Motivation is the process that initiates, guides, and maintains goal-oriented behaviors. Self-motivated students can succeed in almost any learning environment, but most students need
support, guidance, and modeling from the instructor to become motivated to learn. This is especially true for first year students, first generation students, and students from underrepresented populations.
Metacognition (thinking about thinking) is the process by which students learn how to learn through reflection. This cognitive habit helps them to identify learning strategies that work
best and how to transfer skills and knowledge to diverse learning environments.
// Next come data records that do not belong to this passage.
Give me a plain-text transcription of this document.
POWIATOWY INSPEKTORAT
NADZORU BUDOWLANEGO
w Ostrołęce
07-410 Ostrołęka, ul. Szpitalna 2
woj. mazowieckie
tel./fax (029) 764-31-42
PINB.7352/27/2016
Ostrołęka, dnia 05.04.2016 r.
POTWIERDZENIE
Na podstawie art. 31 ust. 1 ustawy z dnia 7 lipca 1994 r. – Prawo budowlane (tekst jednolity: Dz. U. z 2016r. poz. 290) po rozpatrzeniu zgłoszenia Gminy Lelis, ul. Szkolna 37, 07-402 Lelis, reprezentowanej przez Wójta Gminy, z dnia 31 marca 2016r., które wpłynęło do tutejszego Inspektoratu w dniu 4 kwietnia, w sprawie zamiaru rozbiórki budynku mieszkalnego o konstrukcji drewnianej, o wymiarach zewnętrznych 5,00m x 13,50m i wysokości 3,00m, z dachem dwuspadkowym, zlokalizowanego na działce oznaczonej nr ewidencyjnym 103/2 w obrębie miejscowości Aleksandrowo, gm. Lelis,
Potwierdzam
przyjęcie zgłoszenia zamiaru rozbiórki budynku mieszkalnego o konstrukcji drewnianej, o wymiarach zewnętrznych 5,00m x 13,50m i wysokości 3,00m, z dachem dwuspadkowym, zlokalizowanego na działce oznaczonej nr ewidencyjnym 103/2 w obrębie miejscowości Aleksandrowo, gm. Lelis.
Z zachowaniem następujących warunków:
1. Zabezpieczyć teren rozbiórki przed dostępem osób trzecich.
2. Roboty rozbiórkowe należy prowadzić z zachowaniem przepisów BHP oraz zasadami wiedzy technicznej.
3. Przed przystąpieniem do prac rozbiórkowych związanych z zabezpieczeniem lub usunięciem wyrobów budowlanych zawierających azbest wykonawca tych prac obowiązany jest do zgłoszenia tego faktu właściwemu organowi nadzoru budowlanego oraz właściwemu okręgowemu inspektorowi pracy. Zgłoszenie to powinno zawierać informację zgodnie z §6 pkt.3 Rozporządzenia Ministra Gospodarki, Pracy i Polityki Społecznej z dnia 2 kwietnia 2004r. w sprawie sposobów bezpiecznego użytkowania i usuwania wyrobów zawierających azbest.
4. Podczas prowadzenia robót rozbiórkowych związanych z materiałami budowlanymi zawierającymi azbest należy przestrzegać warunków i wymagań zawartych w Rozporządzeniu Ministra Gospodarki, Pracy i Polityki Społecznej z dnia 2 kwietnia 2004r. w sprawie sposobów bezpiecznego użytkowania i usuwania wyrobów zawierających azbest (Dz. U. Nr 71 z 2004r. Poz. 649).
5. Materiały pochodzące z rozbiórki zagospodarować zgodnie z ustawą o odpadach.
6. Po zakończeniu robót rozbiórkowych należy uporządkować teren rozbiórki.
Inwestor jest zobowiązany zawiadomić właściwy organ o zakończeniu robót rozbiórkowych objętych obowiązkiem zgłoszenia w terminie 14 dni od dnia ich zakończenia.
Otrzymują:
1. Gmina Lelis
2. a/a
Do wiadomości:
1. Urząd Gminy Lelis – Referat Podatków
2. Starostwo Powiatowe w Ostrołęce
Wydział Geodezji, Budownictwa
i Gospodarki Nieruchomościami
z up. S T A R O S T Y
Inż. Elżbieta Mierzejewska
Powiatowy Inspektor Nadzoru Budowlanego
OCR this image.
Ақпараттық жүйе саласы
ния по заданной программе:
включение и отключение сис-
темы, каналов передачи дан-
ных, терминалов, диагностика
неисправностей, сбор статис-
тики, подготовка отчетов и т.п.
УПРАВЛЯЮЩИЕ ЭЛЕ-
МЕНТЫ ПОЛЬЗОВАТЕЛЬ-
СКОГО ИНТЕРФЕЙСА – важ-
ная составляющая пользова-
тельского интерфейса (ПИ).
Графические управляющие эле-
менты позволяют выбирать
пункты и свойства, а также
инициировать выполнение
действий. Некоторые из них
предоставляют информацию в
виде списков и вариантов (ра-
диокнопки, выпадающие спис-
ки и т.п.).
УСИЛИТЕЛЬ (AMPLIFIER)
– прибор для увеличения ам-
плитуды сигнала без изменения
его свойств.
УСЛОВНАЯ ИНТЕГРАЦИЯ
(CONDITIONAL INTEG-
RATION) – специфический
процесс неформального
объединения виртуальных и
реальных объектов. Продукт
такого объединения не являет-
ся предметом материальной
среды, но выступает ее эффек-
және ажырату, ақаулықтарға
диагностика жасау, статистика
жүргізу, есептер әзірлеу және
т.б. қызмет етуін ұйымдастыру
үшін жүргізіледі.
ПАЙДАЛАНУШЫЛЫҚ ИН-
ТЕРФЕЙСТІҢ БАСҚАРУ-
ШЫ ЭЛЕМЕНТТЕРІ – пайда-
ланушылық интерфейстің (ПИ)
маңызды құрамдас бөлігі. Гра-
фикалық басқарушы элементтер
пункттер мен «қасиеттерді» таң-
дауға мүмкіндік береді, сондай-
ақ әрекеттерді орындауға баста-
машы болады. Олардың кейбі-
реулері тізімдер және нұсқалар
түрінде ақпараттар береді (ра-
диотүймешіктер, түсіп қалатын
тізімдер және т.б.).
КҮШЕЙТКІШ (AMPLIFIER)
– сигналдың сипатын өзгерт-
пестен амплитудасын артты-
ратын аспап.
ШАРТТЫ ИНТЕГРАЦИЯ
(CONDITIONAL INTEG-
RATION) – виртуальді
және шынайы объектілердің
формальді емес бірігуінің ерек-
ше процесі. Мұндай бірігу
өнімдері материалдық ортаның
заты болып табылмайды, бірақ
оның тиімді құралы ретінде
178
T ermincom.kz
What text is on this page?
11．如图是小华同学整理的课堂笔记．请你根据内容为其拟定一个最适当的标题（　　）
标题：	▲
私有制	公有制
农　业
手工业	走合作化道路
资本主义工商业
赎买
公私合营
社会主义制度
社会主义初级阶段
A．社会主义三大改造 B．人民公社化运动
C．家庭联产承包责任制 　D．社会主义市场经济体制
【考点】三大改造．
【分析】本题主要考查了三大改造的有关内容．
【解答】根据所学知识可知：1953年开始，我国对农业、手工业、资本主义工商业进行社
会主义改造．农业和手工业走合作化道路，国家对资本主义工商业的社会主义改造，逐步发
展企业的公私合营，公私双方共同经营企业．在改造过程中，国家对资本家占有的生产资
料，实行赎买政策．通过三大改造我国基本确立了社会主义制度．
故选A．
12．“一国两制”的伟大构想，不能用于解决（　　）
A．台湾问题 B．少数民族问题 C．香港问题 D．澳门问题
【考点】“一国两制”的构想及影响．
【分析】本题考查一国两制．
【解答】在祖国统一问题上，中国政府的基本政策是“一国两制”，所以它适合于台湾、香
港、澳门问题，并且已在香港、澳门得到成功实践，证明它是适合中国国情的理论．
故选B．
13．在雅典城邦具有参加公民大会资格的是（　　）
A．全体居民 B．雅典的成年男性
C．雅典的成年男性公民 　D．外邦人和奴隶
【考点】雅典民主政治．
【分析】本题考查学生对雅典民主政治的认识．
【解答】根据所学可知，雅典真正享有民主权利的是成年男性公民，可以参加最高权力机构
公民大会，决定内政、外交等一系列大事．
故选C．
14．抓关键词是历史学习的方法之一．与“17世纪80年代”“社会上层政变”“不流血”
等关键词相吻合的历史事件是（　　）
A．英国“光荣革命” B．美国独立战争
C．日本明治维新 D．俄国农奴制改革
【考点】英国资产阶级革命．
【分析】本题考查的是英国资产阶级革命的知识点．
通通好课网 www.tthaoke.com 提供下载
From small tweaks to full course redesigns, in this workshop you will learn how motivation and metacognition can be harnessed to improve students’ experiences and outcomes.
Participants in this workshop will:
Be introduced to current cognitive science research on the nature and impact of motivation and metacognition on student learning
Practice using these concepts in authentic teaching and learning sample scenarios
Develop a small or large-scale intervention to leverage the two Ms in a current or future course to improve student satisfaction and achievement
To prepare for this workshop, watch this:
“Self-Determination Theory: Lecture by Ed Deci”
To learn more and register for this workshop, please visit the
Biggio Center website.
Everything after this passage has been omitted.